Chapter 14 Config Files

Motivation…

14.1 The config.yaml filepath

In our project’s root directory we have the file config.yaml:

$ ls -F
config.yaml  find_r_packages.sh  HELP.txt
install_r_packages.R  logs/  out/
README.md  REQUIREMENTS.txt  sandbox/
Snakefile  src/

If we look at the contents of config.yaml we see a collection of paths that match up to the paths in our project:

$ cat config.yaml
ROOT: "."
sub2root: "../../"
src: "src/"
log: "logs/"
out: "out/"
src_data: "src/data/"
src_data_mgt: "src/data-management/"
src_analysis: "src/analysis/"
src_lib: "src/lib/"
src_model_specs: "src/model-specs/"
src_data_specs: "src/data-specs/"
src_tables: "src/tables/"
src_figures: "src/figures/"
src_paper: "src/paper/"
src_slides: "src/slides/"

out_analysis: "out/analysis/"
out_data: "out/data/"
out_figures: "out/figures/"
out_tables: "out/tables/"
out_paper: "out/paper/"
out_slides: "out/slides/"

We can use this collection of paths to simplify the content of the Snakefile. First we must import the config.yaml file into the Snakefile. We import it using the configfile: notation, and so it’s easy for us to find, we place it at the very top of our Snakefile.

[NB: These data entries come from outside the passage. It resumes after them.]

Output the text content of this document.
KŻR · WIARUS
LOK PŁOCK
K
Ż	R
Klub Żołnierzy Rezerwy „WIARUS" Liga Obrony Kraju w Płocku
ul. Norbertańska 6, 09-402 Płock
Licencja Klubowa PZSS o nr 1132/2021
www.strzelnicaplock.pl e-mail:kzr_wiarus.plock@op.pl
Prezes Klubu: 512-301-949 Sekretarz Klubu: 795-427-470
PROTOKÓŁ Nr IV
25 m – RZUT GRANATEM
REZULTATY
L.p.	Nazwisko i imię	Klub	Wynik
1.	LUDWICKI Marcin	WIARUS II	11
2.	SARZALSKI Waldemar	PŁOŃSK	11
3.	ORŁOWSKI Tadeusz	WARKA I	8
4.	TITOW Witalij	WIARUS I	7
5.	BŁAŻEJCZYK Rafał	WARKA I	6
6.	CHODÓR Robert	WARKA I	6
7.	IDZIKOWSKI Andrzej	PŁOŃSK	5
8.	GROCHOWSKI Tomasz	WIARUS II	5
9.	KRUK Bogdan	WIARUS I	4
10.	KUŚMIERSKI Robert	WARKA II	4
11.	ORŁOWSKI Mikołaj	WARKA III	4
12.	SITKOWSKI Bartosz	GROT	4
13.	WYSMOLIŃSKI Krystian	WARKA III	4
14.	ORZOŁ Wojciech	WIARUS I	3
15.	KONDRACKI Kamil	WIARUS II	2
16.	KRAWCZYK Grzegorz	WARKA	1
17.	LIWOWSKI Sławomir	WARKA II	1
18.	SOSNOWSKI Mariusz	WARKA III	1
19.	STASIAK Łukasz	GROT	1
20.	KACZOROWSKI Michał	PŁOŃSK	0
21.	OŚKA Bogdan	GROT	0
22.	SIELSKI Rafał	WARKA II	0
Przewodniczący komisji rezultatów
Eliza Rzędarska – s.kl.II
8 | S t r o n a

## Snakemake - MRW Replication
##
## @yourname
##

# --- Importing Configuration Files --- #

configfile: "config.yaml"

# --- Dictionaries --- #
<...>

14.2 Using paths from the config file

We can now use the paths in config.yaml throughout the Snakefile. The text to the left of the colon in each line of the file is our reference to a particular path, so src_data will serve as our reference to the folder src/data/. Snakemake does not knows this path reference comes from the config file unless we instruct it to, so we reference it as config["src_data"]. The path is then connected to the filename with a +. Hence we can reference the original MRW data located in src/data as config["src_data"] + "mrw.dta" Here is the new version of the rule rename_vars using the config file to simplify the paths:

## rename_vars        : creates meaningful variable names
rule rename_vars:
    input:
        script = config["src_data_mgt"] + "rename_variables.R",
        data   = config["src_data"] + "mrw.dta"
    output:
        data = config["out_data"] + "mrw_renamed.csv"
    log:
        config["out_log"] + "data_mgt/rename_variables.Rout"
    shell:
        "Rscript {input.script} \
            --data {input.data} \
            --out {output.data} \
            >& {log}"

Exercise: Using Config Files

Go through the remainder of the Snakefile and replace all explicit paths with references from the config file.